Deployment Options
Introduction
This document serves as a primer for organizations looking to decide which deployment model of Qualytics is right for them. It provides an overview of the two primary deployment models and considerations when making this decision.
Overview
The following two deployment models are supported for the Qualytics platform:
- Model 1: Platform as a Service Deployment: to a single-tenant virtual private cloud (VPC) provisioned by Qualytics on infrastructure that Qualytics manages
- Model 2: Customer-Managed Deployment: to a CNCF compliant kubernetes control plane on Customer managed infrastructure (including on-premises options)
Across both models, the following is true:
- Raw customer data is not stored at-rest but derivative data and select values may be held in the dedicated VPC
- READ access is required to connect a datastore to the Qualytics Platform
- WRITE access to Customer chosen datastore is required for enrichment data
Model 1: Platform as a Service (PaaS) Deployment
Overview
In this model, the Qualytics platform is deployed to a single-tenant virtual private cloud provisioned by Qualytics and with the provider and in the region of Customer's choosing. This VPC is not shared (single-tenant) and contains a single Customer Qualytics deployment.
Supported Cloud Providers
Depending on Customer's cloud infrastructure, this option uses one of the following:
- EKS (Elastic Kubernetes Service)
- AKS (Azure Kubernetes Service)
- GKE (Google Kubernetes Engine)
- Oracle OKE (Oracle Container Engine for Kubernetes)
Network Requirements
This model requires that the provisioned VPC have the ability to access Customer's datastore(s). In the case of publicly routable datastores such as Snowflake or S3, no extra configuration is required. In the case of private datastore(s) with no public IP address or route, the hosted VPC will require private routing using: PrivateLink, Transit Gateway peering, point to point VPN, or similar support to enable network access to that private datastore.
Considerations
This is Qualytics' preferred model of deployment. In this model, Qualytics is fully responsible for the provisioning and operation of the Qualytics platform. Customer is only responsible for granting the Qualytics platform necessary access.

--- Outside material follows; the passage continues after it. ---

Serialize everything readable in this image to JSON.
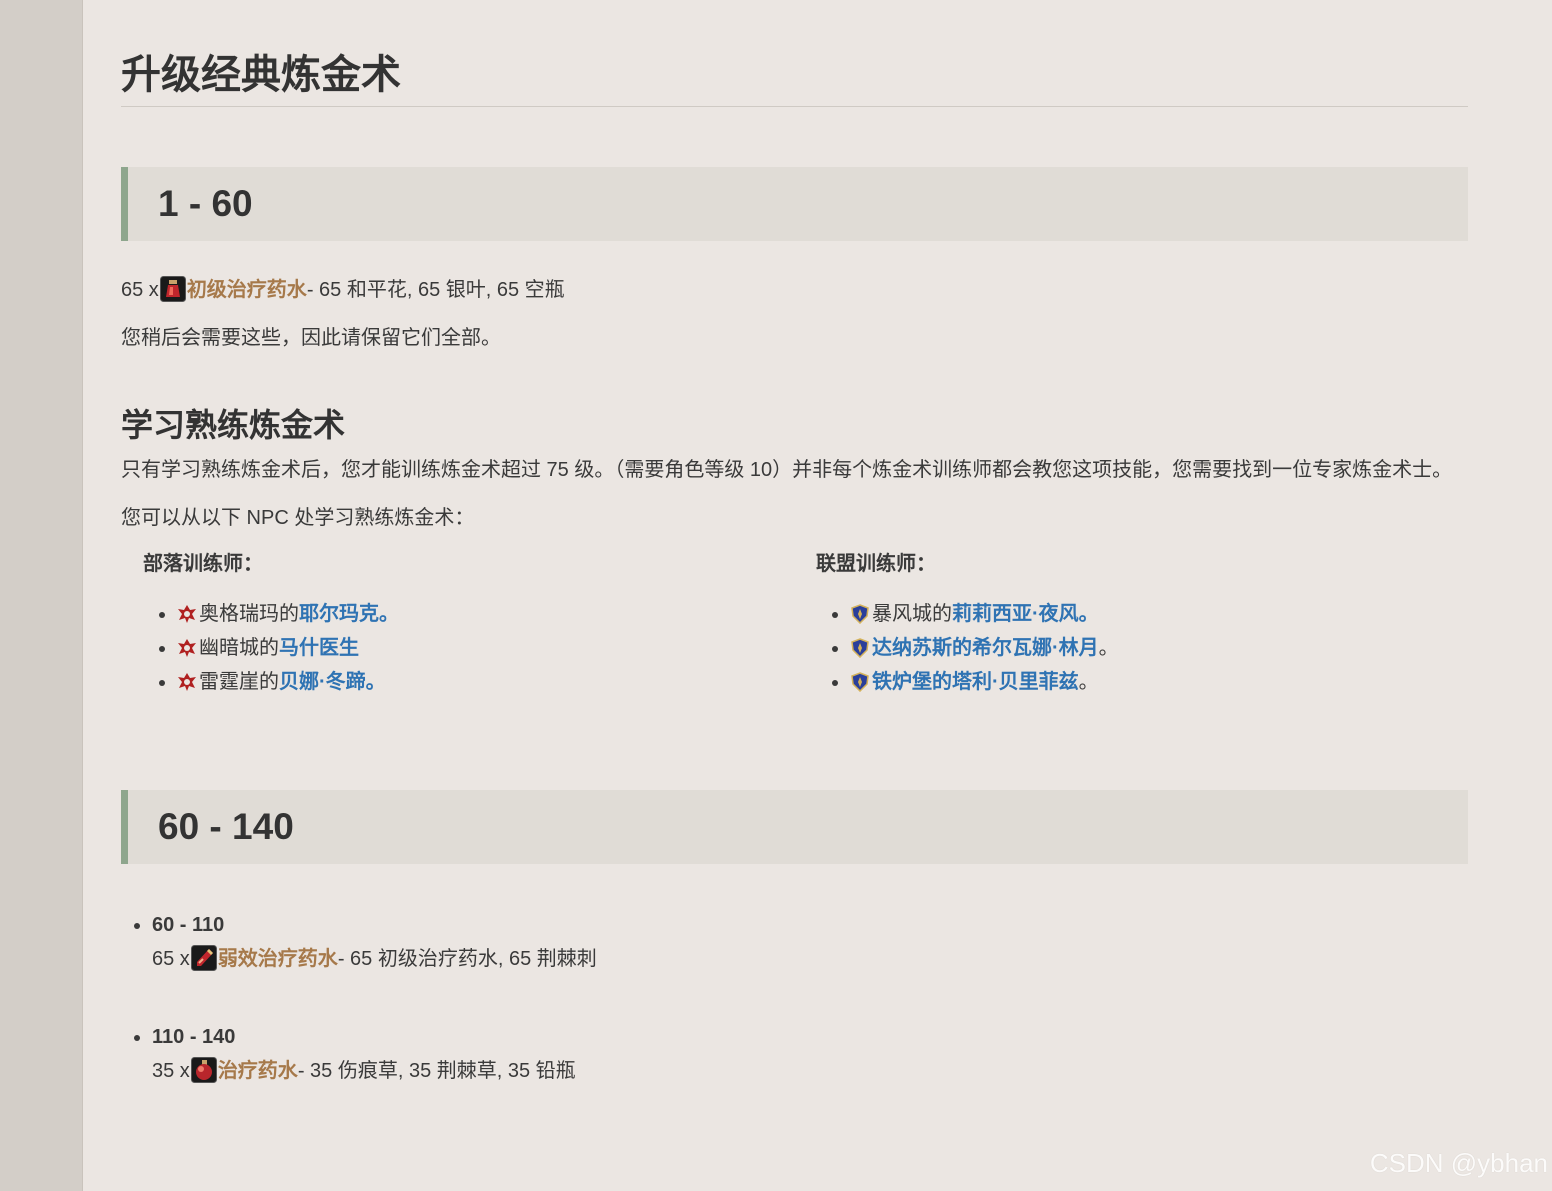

Model 2: Customer-Managed Deployment
Overview
In this model, the Qualytics platform is deployed to a CNCF compliant kubernetes control plane on Customer managed infrastructure, which can include on-premises deployments.
System Requirements
This option supports deployments to any Kubernetes control plane that meets the following system requirements:
- Any Kubernetes version that is officially supported for patches running any CNCF compliant control plane
- A minimum 16 cores and 80 gigabytes of memory available for workload allocation
- Assigned a Customer resolvable fully-qualified domain name for the https ingress to the Qualytics UI
- (optional) Grant Qualytics an admin-level ServiceAccount to the cluster for pushing automated upgrades
Network Requirements
This model requires that the kubernetes nodes supporting Qualytics' analytics engine have the ability to access Customer's datastore(s). Because Customer hosts the Qualytics deployment, Customer is solely responsible for ensuring the necessary network configuration and support.
Considerations
This model supports organizations that due to regulatory or other restrictions cannot permit READ access to their datastore(s) from a third-party hosted product. This model requires Customer to manage and operate the appropriate infrastructure and ensure it is granted all necessary access to the targeted datastore(s).

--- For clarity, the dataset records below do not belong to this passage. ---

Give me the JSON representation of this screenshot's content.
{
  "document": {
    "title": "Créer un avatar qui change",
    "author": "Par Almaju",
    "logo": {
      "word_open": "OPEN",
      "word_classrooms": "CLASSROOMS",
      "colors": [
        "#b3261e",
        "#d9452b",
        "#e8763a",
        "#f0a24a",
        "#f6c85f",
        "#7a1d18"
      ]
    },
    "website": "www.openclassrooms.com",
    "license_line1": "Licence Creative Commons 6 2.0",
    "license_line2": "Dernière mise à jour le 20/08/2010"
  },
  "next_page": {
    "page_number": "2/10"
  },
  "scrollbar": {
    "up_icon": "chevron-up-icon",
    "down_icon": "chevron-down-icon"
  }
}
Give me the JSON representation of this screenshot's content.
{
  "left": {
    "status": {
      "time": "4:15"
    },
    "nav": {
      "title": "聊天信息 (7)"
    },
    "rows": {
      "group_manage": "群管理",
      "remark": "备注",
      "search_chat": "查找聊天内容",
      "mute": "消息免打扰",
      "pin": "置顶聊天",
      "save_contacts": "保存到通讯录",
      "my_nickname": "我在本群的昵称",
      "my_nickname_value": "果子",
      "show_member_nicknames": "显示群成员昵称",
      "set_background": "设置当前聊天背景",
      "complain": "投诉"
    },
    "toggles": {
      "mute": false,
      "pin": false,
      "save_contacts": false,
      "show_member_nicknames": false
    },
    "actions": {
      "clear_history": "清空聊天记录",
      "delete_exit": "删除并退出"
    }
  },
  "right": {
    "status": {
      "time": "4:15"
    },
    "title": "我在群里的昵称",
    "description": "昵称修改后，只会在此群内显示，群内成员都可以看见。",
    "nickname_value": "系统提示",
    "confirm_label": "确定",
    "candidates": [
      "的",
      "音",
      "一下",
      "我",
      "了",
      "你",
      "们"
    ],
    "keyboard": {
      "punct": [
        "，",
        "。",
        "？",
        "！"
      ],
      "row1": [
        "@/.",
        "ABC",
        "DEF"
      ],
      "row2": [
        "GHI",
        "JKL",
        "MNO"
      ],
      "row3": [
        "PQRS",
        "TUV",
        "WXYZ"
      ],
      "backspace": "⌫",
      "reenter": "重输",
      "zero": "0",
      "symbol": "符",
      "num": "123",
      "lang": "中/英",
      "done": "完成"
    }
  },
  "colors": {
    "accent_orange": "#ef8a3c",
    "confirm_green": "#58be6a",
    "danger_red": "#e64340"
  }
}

For deployments to supported commercial kubernetes control planes (EKS, AKS, GKE, OKE) and at the Customer's discretion, Qualytics will provision the deployment and transfer ownership of the applicable infrastructure to the Customer. Otherwise, the Customer shall be responsible for both the provisioning of a cluster meeting the requisite system requirements and the deployment of the Qualytics platform via Qualytics provided Helm chart.